Show that $\frac{x}{1-x}\cdot\frac{y}{1-y}\cdot\frac{z}{1-z} \ge 8$.

Write $(1-x)=a, (1-y)=b \text { and} (1-z)=c$

$x=2-(y+z)=b+c$

$y=2-(z+x)=a+c$

$z=2-(x+y)=a+b$

Thus we have the same expression in simpler form:

$\dfrac{b+c}{a} \cdot \dfrac{a+c}{b} \cdot \dfrac{a+b}{c}$

Now we have AM-GM:

$b+c \ge 2 \sqrt{bc}$

$a+c \ge 2 \sqrt{ac}$

$b+a \ge 2 \sqrt{ba}$

$\dfrac{b+c}{a} \cdot \dfrac{a+c}{b} \cdot \dfrac{a+b}{c} \ge \dfrac{2^3 abc}{abc} =8$, Done.

Two proofs of the inequality have been posted. The following is simply a comment. In the attempted solution of the OP, the inequality $$\left(\frac{x}{1-x}\cdot\frac{y}{1-y}\cdot \frac{z}{1-z}\right)^{1/3}\ge \frac{3}{\frac{1}{x}+\frac{1}{y}+\frac{1}{z}-3}\tag{1}$$ has been proved.

One can complete things by showing, under the hypothesis $x+y+z=2$, that the right-hand side of (1) is $\ge 2$.

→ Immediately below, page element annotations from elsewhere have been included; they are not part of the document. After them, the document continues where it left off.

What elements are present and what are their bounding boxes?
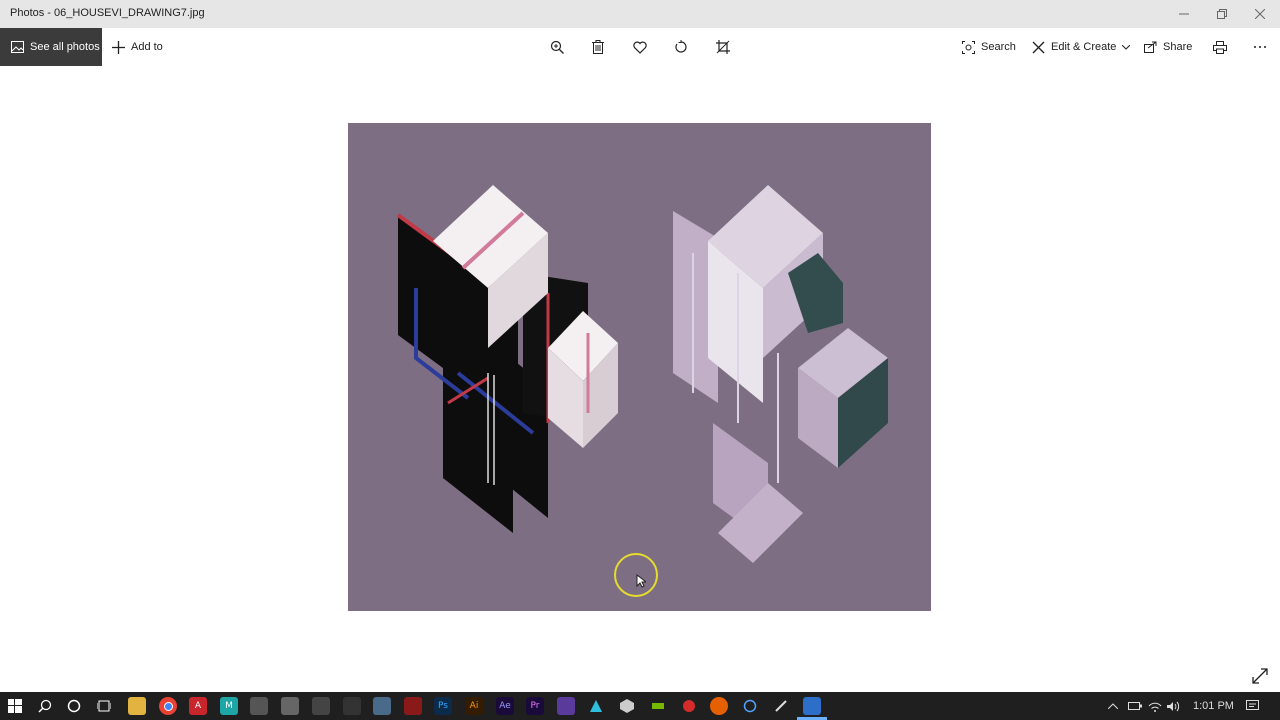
file-explorer-icon[interactable] bbox=[128, 697, 146, 715]
favorite-button[interactable] bbox=[630, 37, 650, 57]
print-button[interactable] bbox=[1210, 37, 1230, 57]
see-all-photos-label: See all photos bbox=[30, 41, 100, 53]
plus-icon bbox=[112, 40, 125, 54]
minimize-button[interactable] bbox=[1165, 0, 1203, 28]
illustrator-icon[interactable]: Ai bbox=[465, 697, 483, 715]
search-icon bbox=[962, 40, 975, 54]
heart-icon bbox=[633, 41, 647, 54]
add-to-button[interactable]: Add to bbox=[112, 28, 163, 66]
photoshop-icon[interactable]: Ps bbox=[434, 697, 452, 715]
photo-image[interactable] bbox=[348, 123, 931, 611]
wifi-icon[interactable] bbox=[1148, 692, 1162, 720]
chevron-down-icon bbox=[1122, 44, 1131, 50]
dark-axonometric-model bbox=[396, 185, 618, 533]
photos-icon bbox=[11, 41, 24, 53]
toolbar: See all photos Add to Search Edit & Crea… bbox=[0, 28, 1280, 66]
after-effects-icon[interactable]: Ae bbox=[496, 697, 514, 715]
acrobat-icon[interactable] bbox=[404, 697, 422, 715]
edit-icon bbox=[1032, 41, 1045, 53]
rotate-button[interactable] bbox=[671, 37, 691, 57]
app-icon[interactable] bbox=[281, 697, 299, 715]
search-icon[interactable] bbox=[36, 697, 54, 715]
crop-icon bbox=[716, 40, 730, 54]
search-button[interactable]: Search bbox=[962, 28, 1016, 66]
taskbar: A M Ps Ai Ae Pr 1:01 PM bbox=[0, 692, 1280, 720]
app-icon[interactable] bbox=[373, 697, 391, 715]
title-bar: Photos - 06_HOUSEVI_DRAWING7.jpg bbox=[0, 0, 1280, 28]
app-icon[interactable] bbox=[587, 697, 605, 715]
edit-create-button[interactable]: Edit & Create bbox=[1032, 28, 1131, 66]
crop-button[interactable] bbox=[713, 37, 733, 57]
more-button[interactable] bbox=[1250, 37, 1270, 57]
architectural-drawing bbox=[396, 185, 888, 563]
acrobat-icon[interactable]: A bbox=[189, 697, 207, 715]
zoom-button[interactable] bbox=[547, 37, 567, 57]
cortana-icon[interactable] bbox=[65, 697, 83, 715]
battery-icon[interactable] bbox=[1128, 692, 1142, 720]
share-label: Share bbox=[1163, 41, 1193, 53]
add-to-label: Add to bbox=[131, 41, 163, 53]
cursor-icon bbox=[636, 574, 646, 588]
task-view-icon[interactable] bbox=[95, 697, 113, 715]
chrome-icon[interactable] bbox=[159, 697, 177, 715]
print-icon bbox=[1213, 40, 1227, 54]
app-icon[interactable]: M bbox=[220, 697, 238, 715]
firefox-icon[interactable] bbox=[710, 697, 728, 715]
restore-button[interactable] bbox=[1203, 0, 1241, 28]
rotate-icon bbox=[675, 40, 687, 53]
fullscreen-button[interactable] bbox=[1250, 666, 1270, 686]
record-icon[interactable] bbox=[680, 697, 698, 715]
start-icon[interactable] bbox=[6, 697, 24, 715]
delete-button[interactable] bbox=[588, 37, 608, 57]
app-icon[interactable] bbox=[312, 697, 330, 715]
app-icon[interactable] bbox=[618, 697, 636, 715]
restore-icon bbox=[1217, 9, 1227, 19]
zoom-icon bbox=[550, 40, 564, 54]
app-icon[interactable] bbox=[557, 697, 575, 715]
app-icon[interactable] bbox=[649, 697, 667, 715]
light-axonometric-model bbox=[673, 185, 888, 563]
see-all-photos-button[interactable]: See all photos bbox=[0, 28, 102, 66]
more-icon bbox=[1254, 46, 1266, 48]
share-button[interactable]: Share bbox=[1144, 28, 1192, 66]
premiere-icon[interactable]: Pr bbox=[526, 697, 544, 715]
share-icon bbox=[1144, 41, 1157, 53]
delete-icon bbox=[592, 40, 604, 54]
clock[interactable]: 1:01 PM bbox=[1193, 692, 1234, 720]
photos-icon[interactable] bbox=[803, 697, 821, 715]
close-icon bbox=[1255, 9, 1265, 19]
chevron-up-icon[interactable] bbox=[1108, 692, 1118, 720]
volume-icon[interactable] bbox=[1167, 692, 1181, 720]
search-label: Search bbox=[981, 41, 1016, 53]
edit-create-label: Edit & Create bbox=[1051, 41, 1117, 53]
window-title: Photos - 06_HOUSEVI_DRAWING7.jpg bbox=[10, 7, 205, 19]
app-icon[interactable] bbox=[741, 697, 759, 715]
minimize-icon bbox=[1179, 13, 1189, 15]
app-icon[interactable] bbox=[343, 697, 361, 715]
app-icon[interactable] bbox=[250, 697, 268, 715]
close-button[interactable] bbox=[1241, 0, 1279, 28]
notification-icon[interactable] bbox=[1246, 692, 1259, 720]
app-icon[interactable] bbox=[772, 697, 790, 715]
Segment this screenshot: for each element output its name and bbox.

However, that is not true. For instance, take $x=\frac{5}{6}$, $y=\frac{5}{6}$, and $z=\frac{2}{6}$. Then $$ \frac{3}{\frac{1}{x}+\frac{1}{y}+\frac{1}{z}-3}=\frac{18}{10}\lt 2.$$

So too much has been given away in producing (1): there is probably no direct path from it to the desired result.